Friday, March 10, 2017 by Amy Goodrich
Three-dimensional (3D) printing has many applications, including prosthetic limbs, working guns, household trinkets, and scientific instruments. In the past few years, the use of 3D printers has been on the rise, and their price has dropped substantially, making it an accessible and affordable technology for an increasing number of industrial applications.
Until recently, most additive manufacturing systems were limited in the size of the parts that could be produced. Ford Motor Company, however, announced that it’s now testing 3D printing of larger car parts, which could eventually lead to more fuel-efficient vehicles since the 3D-printed parts could weigh less than half their cast metal counterparts. (RELATED: in 2015 Natural News launched a 3D print farm to produce functional parts for revolutionary inventions. You can find more information here.)
At its research facility in Dearborn, Michigan, Ford Motor Company is experimenting with the Stratasys Infinite Build 3D Printer to make large one-piece auto parts, becoming the first automaker to pilot the technology. Stratasys is one of the leading producers of additive manufacturing systems. They developed a new technology to build parts that have no size limit.
After the design specifications are transferred to a computer, the massive machine then gradually stacks layers of plastic using an industrial robot in combination with the 3D laser technology. The smart 3D printer can even detect when it is out of material, ordering a robot arm to automatically provide a canister of new material. This allows the machine to operate unattended for hours or even days.
Watch the video below to see the Infinite Build 3D printer in action.
This new technology could be a huge breakthrough for vehicle manufacturing of prototypes and specialized race car components, which currently come with a high production cost. As Ford explained, traditional methods to develop a new, customized part involves an engineer to create a computer model of the particular part, which then takes months to be produced. With 3D printing, however, Ford said a new part could be made in a matter of days.

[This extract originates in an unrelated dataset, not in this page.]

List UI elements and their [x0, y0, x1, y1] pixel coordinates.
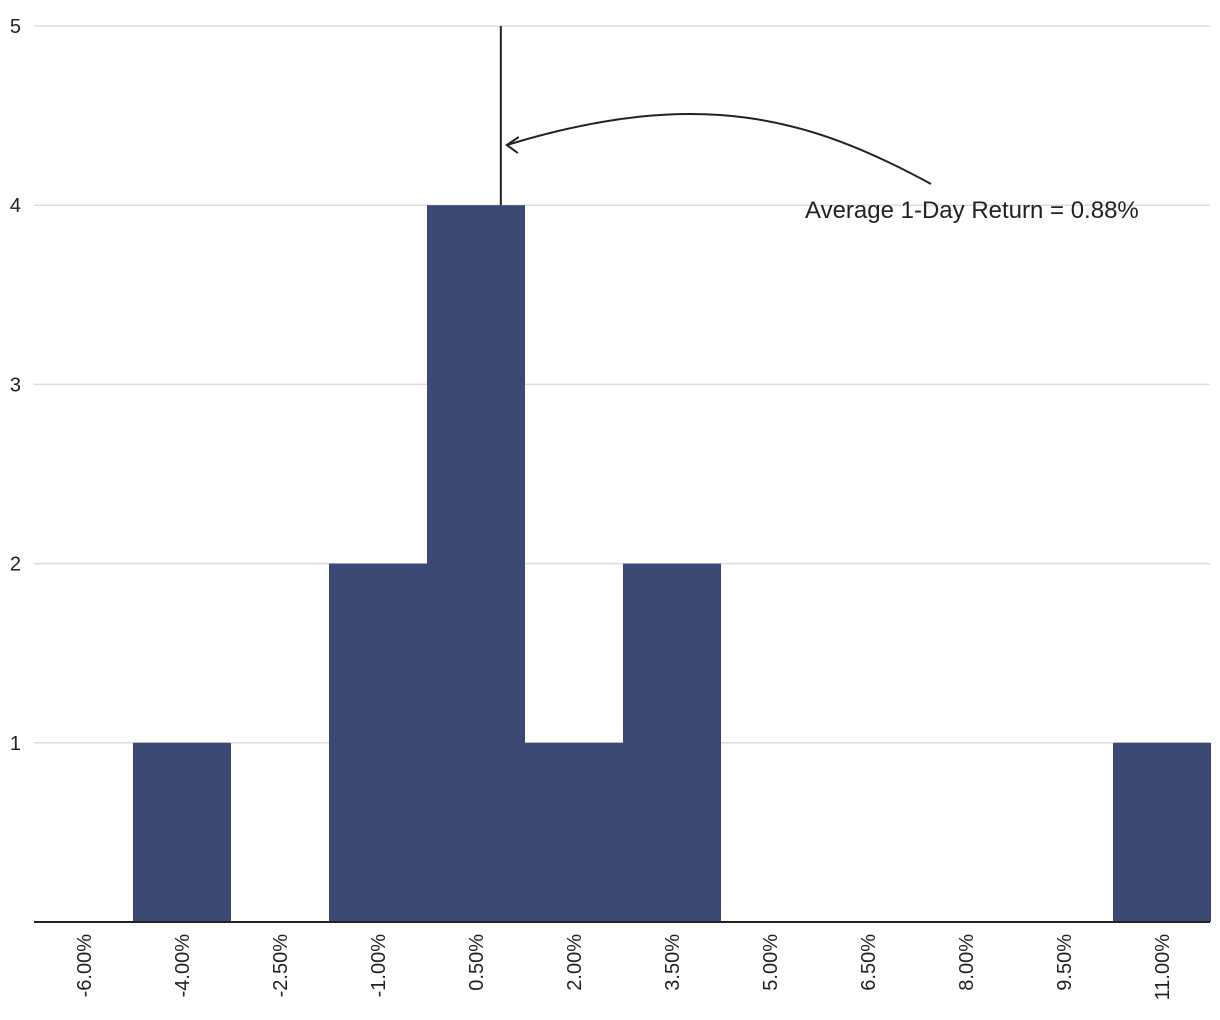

If the pilot program turns out to be a success, future Ford cars might allow drivers to customize their own car for a lower price. Since the 3D printed car parts are also lighter than the current materials, the new technology could lead to greater fuel efficiency.

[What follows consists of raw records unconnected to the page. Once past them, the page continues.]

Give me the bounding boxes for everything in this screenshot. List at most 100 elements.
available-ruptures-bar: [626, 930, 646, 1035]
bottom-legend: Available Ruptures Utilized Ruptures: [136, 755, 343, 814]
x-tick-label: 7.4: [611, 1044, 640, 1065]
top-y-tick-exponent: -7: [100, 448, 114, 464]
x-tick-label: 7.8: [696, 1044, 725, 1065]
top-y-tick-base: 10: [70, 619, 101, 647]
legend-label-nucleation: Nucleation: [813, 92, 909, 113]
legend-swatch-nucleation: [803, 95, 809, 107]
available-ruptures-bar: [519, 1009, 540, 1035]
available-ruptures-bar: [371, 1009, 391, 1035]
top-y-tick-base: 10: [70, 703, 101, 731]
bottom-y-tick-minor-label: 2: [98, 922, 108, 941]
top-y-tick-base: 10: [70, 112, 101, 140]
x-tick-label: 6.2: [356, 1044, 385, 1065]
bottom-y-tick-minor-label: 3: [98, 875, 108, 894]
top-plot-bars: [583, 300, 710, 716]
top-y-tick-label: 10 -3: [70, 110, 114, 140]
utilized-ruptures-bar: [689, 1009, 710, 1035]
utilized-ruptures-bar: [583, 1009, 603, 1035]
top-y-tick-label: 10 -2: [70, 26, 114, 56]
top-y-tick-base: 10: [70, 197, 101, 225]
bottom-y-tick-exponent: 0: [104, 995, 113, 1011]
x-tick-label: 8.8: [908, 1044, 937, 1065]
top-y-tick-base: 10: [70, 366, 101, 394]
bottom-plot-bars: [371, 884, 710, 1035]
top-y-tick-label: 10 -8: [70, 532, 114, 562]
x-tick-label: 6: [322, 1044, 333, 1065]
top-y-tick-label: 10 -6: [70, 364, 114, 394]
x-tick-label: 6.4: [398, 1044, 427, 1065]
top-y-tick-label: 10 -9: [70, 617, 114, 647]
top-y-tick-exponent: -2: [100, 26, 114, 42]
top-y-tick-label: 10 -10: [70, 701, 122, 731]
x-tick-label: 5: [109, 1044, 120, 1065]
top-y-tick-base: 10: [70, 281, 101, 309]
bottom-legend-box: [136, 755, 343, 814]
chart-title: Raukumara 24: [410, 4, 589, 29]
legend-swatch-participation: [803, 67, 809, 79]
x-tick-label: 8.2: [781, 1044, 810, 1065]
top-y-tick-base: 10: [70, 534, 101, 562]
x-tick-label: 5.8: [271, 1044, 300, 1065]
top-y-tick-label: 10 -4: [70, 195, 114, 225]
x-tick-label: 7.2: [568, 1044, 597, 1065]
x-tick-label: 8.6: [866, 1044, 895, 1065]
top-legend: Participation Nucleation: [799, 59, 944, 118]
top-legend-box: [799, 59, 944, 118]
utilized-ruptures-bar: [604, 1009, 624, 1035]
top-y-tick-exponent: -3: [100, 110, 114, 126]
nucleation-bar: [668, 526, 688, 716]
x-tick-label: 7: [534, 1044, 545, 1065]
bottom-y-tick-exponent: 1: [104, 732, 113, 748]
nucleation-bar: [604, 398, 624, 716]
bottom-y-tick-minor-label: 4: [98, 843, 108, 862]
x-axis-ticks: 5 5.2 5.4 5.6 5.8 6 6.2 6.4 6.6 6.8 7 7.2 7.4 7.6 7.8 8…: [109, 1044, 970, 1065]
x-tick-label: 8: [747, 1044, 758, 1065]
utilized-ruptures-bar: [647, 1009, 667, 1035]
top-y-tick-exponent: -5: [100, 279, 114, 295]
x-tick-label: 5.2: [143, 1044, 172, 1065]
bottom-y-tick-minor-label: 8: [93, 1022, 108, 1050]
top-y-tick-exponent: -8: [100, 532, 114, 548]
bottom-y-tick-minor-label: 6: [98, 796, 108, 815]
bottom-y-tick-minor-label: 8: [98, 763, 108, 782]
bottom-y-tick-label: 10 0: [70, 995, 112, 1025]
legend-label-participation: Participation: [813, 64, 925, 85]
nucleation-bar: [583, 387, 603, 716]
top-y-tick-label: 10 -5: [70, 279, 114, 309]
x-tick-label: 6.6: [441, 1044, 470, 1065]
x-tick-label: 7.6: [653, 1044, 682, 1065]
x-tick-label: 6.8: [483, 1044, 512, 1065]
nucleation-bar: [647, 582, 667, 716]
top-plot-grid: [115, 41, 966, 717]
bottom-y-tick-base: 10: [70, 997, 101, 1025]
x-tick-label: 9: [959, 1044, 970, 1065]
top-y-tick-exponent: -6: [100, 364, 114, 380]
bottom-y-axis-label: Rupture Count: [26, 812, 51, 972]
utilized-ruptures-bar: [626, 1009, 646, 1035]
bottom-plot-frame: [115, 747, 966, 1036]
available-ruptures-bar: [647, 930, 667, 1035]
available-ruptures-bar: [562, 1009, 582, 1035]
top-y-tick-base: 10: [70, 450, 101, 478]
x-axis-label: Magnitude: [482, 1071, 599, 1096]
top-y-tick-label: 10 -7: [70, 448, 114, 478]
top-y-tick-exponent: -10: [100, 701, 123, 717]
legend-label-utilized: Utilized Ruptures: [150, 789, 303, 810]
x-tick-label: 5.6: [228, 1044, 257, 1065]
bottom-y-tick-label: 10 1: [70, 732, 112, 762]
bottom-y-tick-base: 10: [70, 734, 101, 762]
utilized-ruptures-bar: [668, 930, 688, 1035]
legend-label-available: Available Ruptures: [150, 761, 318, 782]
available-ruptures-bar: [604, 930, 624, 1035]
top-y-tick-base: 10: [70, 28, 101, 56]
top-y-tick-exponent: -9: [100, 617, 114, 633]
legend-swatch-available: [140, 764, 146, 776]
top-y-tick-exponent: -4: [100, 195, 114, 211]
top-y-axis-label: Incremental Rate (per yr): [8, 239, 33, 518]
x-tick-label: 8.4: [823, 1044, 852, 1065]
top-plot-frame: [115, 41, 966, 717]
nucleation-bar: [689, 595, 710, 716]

Thanks to its reduced weight, greater fuel economy, and improved manufacturing time, a new market has opened for high-performance race cars. Frank Stephenson, McLaren’s design chief, stated that the automaker is using it for “everything now.” In fact, the McLaren Racing team recently announced that it is now partnering with Stratasys to use 3D printing for its McLaren-Honda Formula 1 team.
“Where new product development cycles were 36 months at best when I started, those cycles are now down to 18 months,” Stephenson said.
While the current Infinite Build technology isn’t fast enough to handle large orders, Ford is curious to see how the new technology will play out as it has the potential to transform the whole car manufacturing industry.
Ford and the McLaren team are not the only ones to experiment with 3D-printed car parts. According to CNBC, Germany’s Daimler announced plans to use 3-D printing to manufacture spare parts. The French firm Peugeot signed a deal with Divergent 3D to develop a metal printing process for its vehicles as well.